From home movies to the front lines of modern media journalism, a lens has long framed Erik Castro’s life. In this deeply personal documentary, we embark on a personal journey exploring Erik’s life over five decades, from a childhood shared with five siblings in 1970s Los Angeles, lovingly captured by his mother’s 8mm camera, to his evolution into a seasoned visual storyteller documenting family life in Sonoma County. He made a choice to pursue a career in photojournalism while being a stay-at-home dad, the two roles pulling him in opposite directions. Blending dreamlike imagery with raw footage from early film projects, intimate home videos, and the voices of the unhoused and marginalized, Creating a Photojournalist is a meditation on fatherhood, storytelling, and the creative influence that his family and documentary subjects have had on his work. —Kelly Clement
SCREENS WITH:
OH WHALE
Directed by Winslow Crane-Murdoch
When KATU-TV reporter Paul Linnman arrived at an Oregon beach on November 12, 1970, he had no idea that the story he was chasing would forever define his career. (US 2025, 26 min)
ROLLING FILM, ROCKING HISTORY, AL MAYSLES CAPTURES THE BEATLES
Directed by Bart Weiss
Documentary legend Al Maysles tells the story of how he and his brother David shot the Beatles’s first trip to the USA at the dawn of Beatlemania. (US 2025, 12 min)

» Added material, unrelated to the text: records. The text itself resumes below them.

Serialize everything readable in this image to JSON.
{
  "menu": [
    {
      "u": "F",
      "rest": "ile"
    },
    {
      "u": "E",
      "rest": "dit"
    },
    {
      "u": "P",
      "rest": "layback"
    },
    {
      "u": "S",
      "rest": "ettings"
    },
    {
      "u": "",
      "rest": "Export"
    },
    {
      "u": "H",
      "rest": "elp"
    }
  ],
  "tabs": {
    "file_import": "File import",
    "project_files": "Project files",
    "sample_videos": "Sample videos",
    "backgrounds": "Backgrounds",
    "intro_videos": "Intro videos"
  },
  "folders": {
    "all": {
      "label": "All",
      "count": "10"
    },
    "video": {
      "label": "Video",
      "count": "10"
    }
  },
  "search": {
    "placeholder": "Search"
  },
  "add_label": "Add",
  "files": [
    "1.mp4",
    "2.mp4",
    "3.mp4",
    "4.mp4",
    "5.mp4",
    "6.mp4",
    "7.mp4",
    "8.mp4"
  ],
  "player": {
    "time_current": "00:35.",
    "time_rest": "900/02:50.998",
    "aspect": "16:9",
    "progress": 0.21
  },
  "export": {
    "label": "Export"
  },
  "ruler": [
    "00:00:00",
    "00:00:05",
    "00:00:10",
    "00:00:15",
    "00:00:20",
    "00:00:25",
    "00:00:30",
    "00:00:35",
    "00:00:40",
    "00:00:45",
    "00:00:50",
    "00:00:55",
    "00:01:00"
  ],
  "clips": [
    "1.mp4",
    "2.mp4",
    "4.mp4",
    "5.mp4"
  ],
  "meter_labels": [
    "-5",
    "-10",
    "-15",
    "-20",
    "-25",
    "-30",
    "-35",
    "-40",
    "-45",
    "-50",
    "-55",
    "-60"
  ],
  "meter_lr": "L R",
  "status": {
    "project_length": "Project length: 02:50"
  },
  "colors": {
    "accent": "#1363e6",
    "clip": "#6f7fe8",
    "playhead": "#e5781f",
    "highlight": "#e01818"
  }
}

Erik Castro is an award-winning photojournalist and filmmaker whose career spans more than 25 years. His photography and multimedia storytelling have earned multiple honors from the National Press Photographers Association (NPPA), including recognition for wildfire coverage and his year-long homelessness documentary project, Broken. His work has appeared most frequently in the San Francisco Chronicle, where is a longtime contributor. Before photography, Castro was a musician in Seattle during the 1990s, an experience that shaped his creative voice and narrative sensibility.